Llevo dos semanas visitando en el Hospital de San Juan a mi compadre, que es más que eso, mi hermano no sanguíneo. Ha estado compartiendo habitación con distintos enfermos, alguno bastante incómodo como para repartirse espacio tan escueto. Parece que en ese pasillo ya han realizado el último paseíllo algunos enfermos a quienes ha ido a buscar la parca, que cantaría Serrat, lo cual aumenta el desasosiego. Vamos, como para, al darte de alta, pedir número para la consulta del psicólogo.

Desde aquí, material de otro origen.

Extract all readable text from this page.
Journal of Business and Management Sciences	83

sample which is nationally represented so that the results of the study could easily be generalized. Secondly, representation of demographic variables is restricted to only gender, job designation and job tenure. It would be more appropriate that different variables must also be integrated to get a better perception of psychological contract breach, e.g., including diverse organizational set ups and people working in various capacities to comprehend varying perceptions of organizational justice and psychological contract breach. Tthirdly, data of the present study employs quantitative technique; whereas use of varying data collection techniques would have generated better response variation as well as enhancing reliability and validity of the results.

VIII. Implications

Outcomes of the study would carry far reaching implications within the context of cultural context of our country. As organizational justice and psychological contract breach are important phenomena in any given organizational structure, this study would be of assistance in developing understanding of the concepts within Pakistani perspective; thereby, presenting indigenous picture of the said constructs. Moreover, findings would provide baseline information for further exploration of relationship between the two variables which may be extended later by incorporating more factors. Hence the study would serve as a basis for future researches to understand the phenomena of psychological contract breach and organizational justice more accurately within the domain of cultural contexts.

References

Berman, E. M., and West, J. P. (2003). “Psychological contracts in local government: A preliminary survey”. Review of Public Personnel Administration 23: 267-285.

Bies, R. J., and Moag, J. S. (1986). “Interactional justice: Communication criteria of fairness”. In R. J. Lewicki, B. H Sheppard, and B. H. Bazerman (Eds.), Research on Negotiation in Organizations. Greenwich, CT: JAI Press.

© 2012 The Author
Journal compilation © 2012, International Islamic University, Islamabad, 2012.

En éstas, que salta la noticia: “La resonancia que donó Amancio Ortega al Hospital de Sant Joan lleva montada desde octubre sin funcionar. Sanidad no ha contratado al personal necesario para el uso de un aparato de última generación que se debe utilizar en la lucha contra el cáncer en la provincia. La lista de espera en radiología es de 4 meses” (Información, 14 de febrero).


La respuesta no se hizo esperar: “Sanidad no da fecha para la apertura de la resonancia del Hospital de Sant Joan. La Conselleria asegura que el expediente para contratar al personal necesario está en tramitación. El coste anual de los contratos es de 263.000 euros” (Información, 15 de febrero).


Siguiente capítulo: “Hacienda desmiente a Barceló y niega tener la solicitud para los contratos de la nueva resonancia. La consellera de Sanidad asegura que el expediente para crear siete plazas en el Hospital de Sant Joan, y poner en marcha el equipo donado por Amancio Ortega, está pendiente de aprobación en el departamento de Vicent Soler, desde donde dicen no haberlo recibido” (Información 16 de febrero).


Continúo: “Más de 2.200 pruebas sin hacer por no tener operativa la resonancia de Amancio Ortega. La Conselleria de Sanidad admite ahora que la responsabilidad de que aún no esté la plantilla en el Hospital de Sant Joan es suya, ya que todavía no ha enviado a Hacienda el expediente para crear siete nuevos puestos de trabajo en el área de Radiología” (Información, 19 de febrero).


En cualquier empresa, donde impere la mas elemental organización, no se prepara un espacio para recibir una máquina tan costosa sin haber preparado antes los recursos humanos para utilizarla. Y es de suponer que el señor Ortega no apareciera por el hospital sin avisar con un tráiler y la máquina a bordo. No. Ese expediente de personal tuvo que ser tramitado cuando se recibió la oferta de la donación, y haberse aprobado la recepción, el presupuesto y la convocatoria de las plazas a un mismo tiempo en un proyecto conjunto e indivisible.


En una de las visitas, en estos mismos días, me cuentan que el generoso donante también está financiando la reforma integral de un ala del edificio para disponer en ella los enfermos terminales, en estancias individuales, más idóneas que las que comentaba al principio, tanto para ellos y sus familias, como para el resto de los enfermos. Es de esperar que todos los recursos que sean necesarios cuando terminen esas obras estén dispuestos al cien por cien. Que la maquinaria administrativa funcione en esta ocasión. Porque si hasta ahora no leído que nadie haya pedido a la señora Barceló y al director del hospital sus dimisiones por tan incoherente gestión, yo seré el primero que se las pida.